Risks on the horizon
The report notes that economic growth could be even higher than the current forecast due to faster-than-expected disinflation and prolonged supportive fiscal policy across the globe, as well as a speedier recovery in China and if artificial intelligence is raising productivity in the medium-term.
However, the growth could be held back by new commodity price spikes from geopolitical shocks, including continued attacks in the Red Sea fuelling inflation, leading to elevated rates for a longer than expected period. This would keep businesses from borrowing money and investing, slowing down the economic growth.
Faltering growth in China, mainly fuelled by fears concerning its property sector, could also leave a serious mark on the global economy, as it provides 25% of its GDP.

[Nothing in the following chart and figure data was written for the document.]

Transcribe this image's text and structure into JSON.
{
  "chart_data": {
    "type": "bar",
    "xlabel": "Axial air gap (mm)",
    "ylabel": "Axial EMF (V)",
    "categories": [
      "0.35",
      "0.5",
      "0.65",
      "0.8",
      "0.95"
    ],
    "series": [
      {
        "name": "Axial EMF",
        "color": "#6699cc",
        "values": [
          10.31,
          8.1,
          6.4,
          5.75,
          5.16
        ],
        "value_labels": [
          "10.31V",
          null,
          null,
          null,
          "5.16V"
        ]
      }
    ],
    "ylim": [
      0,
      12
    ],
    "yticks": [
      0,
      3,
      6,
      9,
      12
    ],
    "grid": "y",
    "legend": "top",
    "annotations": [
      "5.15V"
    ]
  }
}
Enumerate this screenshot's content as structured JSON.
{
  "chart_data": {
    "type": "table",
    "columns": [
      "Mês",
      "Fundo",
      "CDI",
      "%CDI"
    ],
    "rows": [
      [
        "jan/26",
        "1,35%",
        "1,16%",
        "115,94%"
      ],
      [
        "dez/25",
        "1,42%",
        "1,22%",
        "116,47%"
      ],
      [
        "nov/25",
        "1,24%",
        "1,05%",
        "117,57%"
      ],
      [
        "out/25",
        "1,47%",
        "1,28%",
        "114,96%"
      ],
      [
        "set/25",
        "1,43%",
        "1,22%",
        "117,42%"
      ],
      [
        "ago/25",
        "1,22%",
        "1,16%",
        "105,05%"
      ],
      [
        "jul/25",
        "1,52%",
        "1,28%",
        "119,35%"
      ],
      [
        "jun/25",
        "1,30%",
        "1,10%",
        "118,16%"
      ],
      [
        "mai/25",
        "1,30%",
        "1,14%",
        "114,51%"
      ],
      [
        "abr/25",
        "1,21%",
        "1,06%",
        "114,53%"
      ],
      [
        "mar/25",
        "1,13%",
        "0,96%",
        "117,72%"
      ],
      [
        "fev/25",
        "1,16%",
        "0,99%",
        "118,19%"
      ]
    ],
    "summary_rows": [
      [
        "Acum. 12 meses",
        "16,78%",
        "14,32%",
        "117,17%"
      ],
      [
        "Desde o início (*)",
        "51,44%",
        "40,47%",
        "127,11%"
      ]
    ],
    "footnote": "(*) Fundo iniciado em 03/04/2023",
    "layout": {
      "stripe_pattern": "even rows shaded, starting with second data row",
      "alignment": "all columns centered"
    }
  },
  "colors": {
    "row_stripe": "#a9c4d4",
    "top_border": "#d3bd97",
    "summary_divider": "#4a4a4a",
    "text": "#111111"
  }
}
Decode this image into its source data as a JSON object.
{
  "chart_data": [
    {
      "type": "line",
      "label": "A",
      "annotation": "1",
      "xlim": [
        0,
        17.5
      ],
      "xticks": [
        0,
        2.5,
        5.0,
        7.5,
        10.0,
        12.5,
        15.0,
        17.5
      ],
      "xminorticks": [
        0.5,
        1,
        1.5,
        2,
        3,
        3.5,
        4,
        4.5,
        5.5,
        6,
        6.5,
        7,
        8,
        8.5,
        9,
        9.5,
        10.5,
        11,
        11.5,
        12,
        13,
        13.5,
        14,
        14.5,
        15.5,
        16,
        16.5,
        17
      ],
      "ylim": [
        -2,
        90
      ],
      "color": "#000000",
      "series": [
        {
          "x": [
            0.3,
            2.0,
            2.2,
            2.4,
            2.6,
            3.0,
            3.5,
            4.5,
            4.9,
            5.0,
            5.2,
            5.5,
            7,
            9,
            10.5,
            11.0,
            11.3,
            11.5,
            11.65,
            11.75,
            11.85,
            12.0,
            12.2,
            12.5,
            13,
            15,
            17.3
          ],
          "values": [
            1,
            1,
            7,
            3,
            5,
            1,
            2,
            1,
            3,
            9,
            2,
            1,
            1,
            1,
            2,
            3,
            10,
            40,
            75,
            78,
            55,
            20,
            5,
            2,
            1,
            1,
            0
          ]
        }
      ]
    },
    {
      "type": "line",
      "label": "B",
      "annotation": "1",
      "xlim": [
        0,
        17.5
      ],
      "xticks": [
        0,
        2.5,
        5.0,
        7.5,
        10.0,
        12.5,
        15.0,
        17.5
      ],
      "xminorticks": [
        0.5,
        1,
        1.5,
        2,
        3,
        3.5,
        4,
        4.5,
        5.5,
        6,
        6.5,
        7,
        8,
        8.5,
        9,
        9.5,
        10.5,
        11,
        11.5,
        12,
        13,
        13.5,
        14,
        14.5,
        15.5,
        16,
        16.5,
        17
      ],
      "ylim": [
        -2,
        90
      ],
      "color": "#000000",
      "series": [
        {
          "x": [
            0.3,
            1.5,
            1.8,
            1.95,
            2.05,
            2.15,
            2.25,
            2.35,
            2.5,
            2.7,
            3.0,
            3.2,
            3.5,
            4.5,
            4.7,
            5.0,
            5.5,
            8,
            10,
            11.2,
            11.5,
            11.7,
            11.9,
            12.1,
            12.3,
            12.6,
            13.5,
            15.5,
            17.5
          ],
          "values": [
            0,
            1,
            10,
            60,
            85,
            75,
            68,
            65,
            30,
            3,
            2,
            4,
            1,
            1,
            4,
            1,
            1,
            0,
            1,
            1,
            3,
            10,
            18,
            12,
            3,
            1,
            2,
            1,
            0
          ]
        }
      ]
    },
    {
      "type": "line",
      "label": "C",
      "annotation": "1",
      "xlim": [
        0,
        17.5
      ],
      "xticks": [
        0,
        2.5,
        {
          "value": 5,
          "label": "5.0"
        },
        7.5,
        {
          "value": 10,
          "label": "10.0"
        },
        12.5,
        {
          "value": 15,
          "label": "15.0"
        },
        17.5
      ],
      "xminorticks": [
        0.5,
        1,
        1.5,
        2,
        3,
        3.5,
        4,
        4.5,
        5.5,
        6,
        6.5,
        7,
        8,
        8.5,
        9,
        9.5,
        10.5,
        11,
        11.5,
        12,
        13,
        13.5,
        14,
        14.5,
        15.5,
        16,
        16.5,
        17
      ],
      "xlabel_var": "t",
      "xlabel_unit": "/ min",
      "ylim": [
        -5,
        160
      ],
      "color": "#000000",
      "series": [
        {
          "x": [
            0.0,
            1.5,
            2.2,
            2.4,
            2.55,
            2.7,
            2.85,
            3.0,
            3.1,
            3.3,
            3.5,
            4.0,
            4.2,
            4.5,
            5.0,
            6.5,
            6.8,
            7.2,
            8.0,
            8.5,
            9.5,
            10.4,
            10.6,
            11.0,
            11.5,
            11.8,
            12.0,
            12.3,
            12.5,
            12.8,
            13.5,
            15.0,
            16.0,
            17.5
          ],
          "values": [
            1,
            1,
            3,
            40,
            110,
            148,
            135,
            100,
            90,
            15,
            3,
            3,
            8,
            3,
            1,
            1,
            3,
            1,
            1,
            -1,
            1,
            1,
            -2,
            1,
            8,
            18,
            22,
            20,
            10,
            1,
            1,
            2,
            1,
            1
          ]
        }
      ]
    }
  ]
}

The IMF advises policymakers to carefully orchestrate the final descent of inflation while it is also important to gradually withdraw fiscal support, built up during the Covid-19 pandemic, noting that government debts are reaching very high levels.
Looser fiscal policy could support growth temporarily. However, it is time to rebuild buffers to prepare for future shocks and achieve debt sustainability, the report also noted.
According to the IMF, necessary structural reforms would reinforce productivity growth and debt sustainability.
Also, more efficient multilateral coordination is needed for, among other things, to create space for necessary investments, as well as to mitigate the effects of climate change.